Com a queda das taxas de acidente vascular cerebral de base, a pequena redução do risco com a cirurgia, e ao grande número de pessoas com aterosclerose pré-clínica, a cirurgia é recomendada para esses pacientes apenas  parte de um estudo no Reino Unido. As diretrizes americanas têm recomendações diferentes:

 

-Considerar endarterectomia em pacientes assintomáticos com estenose de 60-99%, esse benefício existe se risco cirúrgico de morte for menor do que 3%, deve-se lembrar que o benefício clínico é pequeno sendo necessário aproximadamente 33 endarterectomias para evitar um AVC em três anos.

 

A evidência para o implante de stent está sendo construída lentamente, seus resultados são inferiores em relação a desfechos, mas é associado a menos complicações como infartos do miocárdio e paralisia do nervo. Especialistas internacionais recomendam que até que as taxas de acidente vascular cerebral ou morte perioperatória melhorarem com implante de stent, a  endarterectomia continua sendo o procedimento de escolha para aterosclerose carotídea sintomática. No entanto, nos EUA o implante de stent é considerado uma alternativa à endarterectomia, se a taxa de AVC perioperatória da instituição for inferior a 6%.

 

Rastreamento

Existe dúvida na literatura se os pacientes devem rotineiramente ser avaliados para a aterosclerose carotídea assintomática. Um grande estudo de coorte norte-americano encontrou uma prevalência de apenas 0,5% de estenose carotídea cirurgicamente tratável. Uma estenose carotídea de 70-99% assintomática em pessoas com mais de 65 anos tem uma taxa de AVE ipsilateral em cinco anos de apenas 5%. As recomendações britânicas não recomendam rastreio sistemático de estenose carotídea, mas sugerem considerar  em pacientes com sopro audível de carótida.

 

Referências

Kernan WN, Ovbiagele B, Black HR, et al.

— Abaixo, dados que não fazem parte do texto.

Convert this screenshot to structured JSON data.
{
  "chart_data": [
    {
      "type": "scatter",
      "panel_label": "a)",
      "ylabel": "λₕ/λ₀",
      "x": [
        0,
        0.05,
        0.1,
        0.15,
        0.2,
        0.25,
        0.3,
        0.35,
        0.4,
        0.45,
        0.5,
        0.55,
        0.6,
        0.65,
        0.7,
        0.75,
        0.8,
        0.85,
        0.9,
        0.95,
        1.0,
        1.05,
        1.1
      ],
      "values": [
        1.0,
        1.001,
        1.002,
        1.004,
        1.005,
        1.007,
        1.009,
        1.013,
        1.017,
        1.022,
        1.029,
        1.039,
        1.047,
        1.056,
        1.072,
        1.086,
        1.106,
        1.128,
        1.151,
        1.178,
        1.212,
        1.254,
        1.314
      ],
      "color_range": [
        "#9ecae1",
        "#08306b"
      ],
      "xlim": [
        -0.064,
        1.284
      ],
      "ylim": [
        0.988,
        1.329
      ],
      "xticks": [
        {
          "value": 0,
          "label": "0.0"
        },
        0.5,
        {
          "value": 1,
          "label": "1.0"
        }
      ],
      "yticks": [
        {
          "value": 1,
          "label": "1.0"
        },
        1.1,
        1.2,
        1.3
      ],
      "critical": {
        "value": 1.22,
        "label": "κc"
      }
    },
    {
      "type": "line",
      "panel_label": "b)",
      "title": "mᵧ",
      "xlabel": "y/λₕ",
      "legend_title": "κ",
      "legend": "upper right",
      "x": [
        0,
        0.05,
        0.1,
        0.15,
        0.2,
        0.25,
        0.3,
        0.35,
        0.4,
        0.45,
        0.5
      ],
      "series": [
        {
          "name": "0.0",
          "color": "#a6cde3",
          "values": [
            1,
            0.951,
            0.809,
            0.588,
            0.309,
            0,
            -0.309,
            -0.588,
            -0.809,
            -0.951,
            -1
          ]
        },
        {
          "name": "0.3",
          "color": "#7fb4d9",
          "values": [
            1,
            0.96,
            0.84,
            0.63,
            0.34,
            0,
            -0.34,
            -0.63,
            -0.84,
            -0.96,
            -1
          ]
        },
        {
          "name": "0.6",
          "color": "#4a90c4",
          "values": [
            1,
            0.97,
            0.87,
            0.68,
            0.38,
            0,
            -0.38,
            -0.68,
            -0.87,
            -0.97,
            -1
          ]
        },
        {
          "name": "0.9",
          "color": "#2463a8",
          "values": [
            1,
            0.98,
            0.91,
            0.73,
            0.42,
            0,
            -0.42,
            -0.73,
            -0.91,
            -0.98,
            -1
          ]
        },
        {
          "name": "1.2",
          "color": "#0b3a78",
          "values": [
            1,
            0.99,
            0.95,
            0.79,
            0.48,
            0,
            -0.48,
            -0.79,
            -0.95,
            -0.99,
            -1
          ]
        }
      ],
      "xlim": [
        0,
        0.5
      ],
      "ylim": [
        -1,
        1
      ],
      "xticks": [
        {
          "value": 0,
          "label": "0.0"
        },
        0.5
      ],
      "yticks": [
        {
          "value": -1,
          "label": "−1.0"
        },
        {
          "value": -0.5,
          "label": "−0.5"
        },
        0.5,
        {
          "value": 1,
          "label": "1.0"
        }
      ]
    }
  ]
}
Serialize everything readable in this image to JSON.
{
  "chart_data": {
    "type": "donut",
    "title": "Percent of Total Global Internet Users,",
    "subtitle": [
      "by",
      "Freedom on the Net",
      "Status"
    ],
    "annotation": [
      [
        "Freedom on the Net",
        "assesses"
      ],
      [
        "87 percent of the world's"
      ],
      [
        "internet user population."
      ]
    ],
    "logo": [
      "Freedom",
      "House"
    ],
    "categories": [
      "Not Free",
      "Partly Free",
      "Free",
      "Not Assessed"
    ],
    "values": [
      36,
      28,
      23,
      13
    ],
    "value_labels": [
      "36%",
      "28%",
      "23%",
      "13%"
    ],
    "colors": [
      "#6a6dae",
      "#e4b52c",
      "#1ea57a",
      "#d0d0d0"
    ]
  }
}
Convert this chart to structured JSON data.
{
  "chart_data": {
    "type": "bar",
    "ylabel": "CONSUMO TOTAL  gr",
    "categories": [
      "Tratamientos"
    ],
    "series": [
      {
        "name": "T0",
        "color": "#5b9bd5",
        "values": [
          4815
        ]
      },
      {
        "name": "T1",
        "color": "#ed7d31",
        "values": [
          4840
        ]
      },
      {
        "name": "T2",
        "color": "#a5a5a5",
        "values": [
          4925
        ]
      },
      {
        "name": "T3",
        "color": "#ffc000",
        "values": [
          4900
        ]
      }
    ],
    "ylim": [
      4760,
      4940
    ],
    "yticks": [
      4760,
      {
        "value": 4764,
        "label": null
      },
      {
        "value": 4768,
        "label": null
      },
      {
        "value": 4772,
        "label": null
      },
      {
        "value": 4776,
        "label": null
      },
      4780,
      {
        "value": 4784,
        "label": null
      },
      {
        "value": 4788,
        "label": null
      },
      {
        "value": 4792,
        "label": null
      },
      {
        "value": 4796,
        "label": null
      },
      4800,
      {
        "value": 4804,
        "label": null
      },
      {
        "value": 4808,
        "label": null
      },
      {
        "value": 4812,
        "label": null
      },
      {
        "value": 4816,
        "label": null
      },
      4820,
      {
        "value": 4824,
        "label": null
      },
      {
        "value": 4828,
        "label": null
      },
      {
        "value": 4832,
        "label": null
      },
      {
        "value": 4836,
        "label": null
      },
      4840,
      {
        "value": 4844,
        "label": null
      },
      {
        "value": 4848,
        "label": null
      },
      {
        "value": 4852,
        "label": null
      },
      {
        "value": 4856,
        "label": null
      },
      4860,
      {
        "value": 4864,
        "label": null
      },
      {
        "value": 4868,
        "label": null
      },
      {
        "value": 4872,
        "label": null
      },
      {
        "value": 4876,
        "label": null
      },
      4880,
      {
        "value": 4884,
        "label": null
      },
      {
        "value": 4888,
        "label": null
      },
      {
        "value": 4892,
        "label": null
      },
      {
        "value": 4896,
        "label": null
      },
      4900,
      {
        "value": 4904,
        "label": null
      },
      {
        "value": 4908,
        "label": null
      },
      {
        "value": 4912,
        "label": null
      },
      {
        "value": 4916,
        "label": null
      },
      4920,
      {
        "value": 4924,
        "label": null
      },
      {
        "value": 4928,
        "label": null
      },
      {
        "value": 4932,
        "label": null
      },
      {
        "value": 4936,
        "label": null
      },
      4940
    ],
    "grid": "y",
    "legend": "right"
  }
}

Guidelines for the prevention of stroke in patients with stroke and transient ischemic attack: a guideline for healthcare professionals from the American Heart Association/American Stroke Association. Stroke 2014; 45:2160.

 

Brott TG, Halperin JL, Abbara S, et al. 2011 ASA/ACCF/AHA/AANN/AANS/ACR/ASNR/CNS/SAIP/SCAI/SIR/SNIS/SVM/SVS guideline on the management of patients with extracranial carotid and vertebral artery disease. Stroke 2011; 42:e464.

 

Grotta JC. Clinical practice: Carotid stenosis. N Engl J Med. 2013 19;369(12):1143-50.

 

Thapar A et al. Diagnostic and management of carotid atherosclerosis. BMJ 2013;346f1485.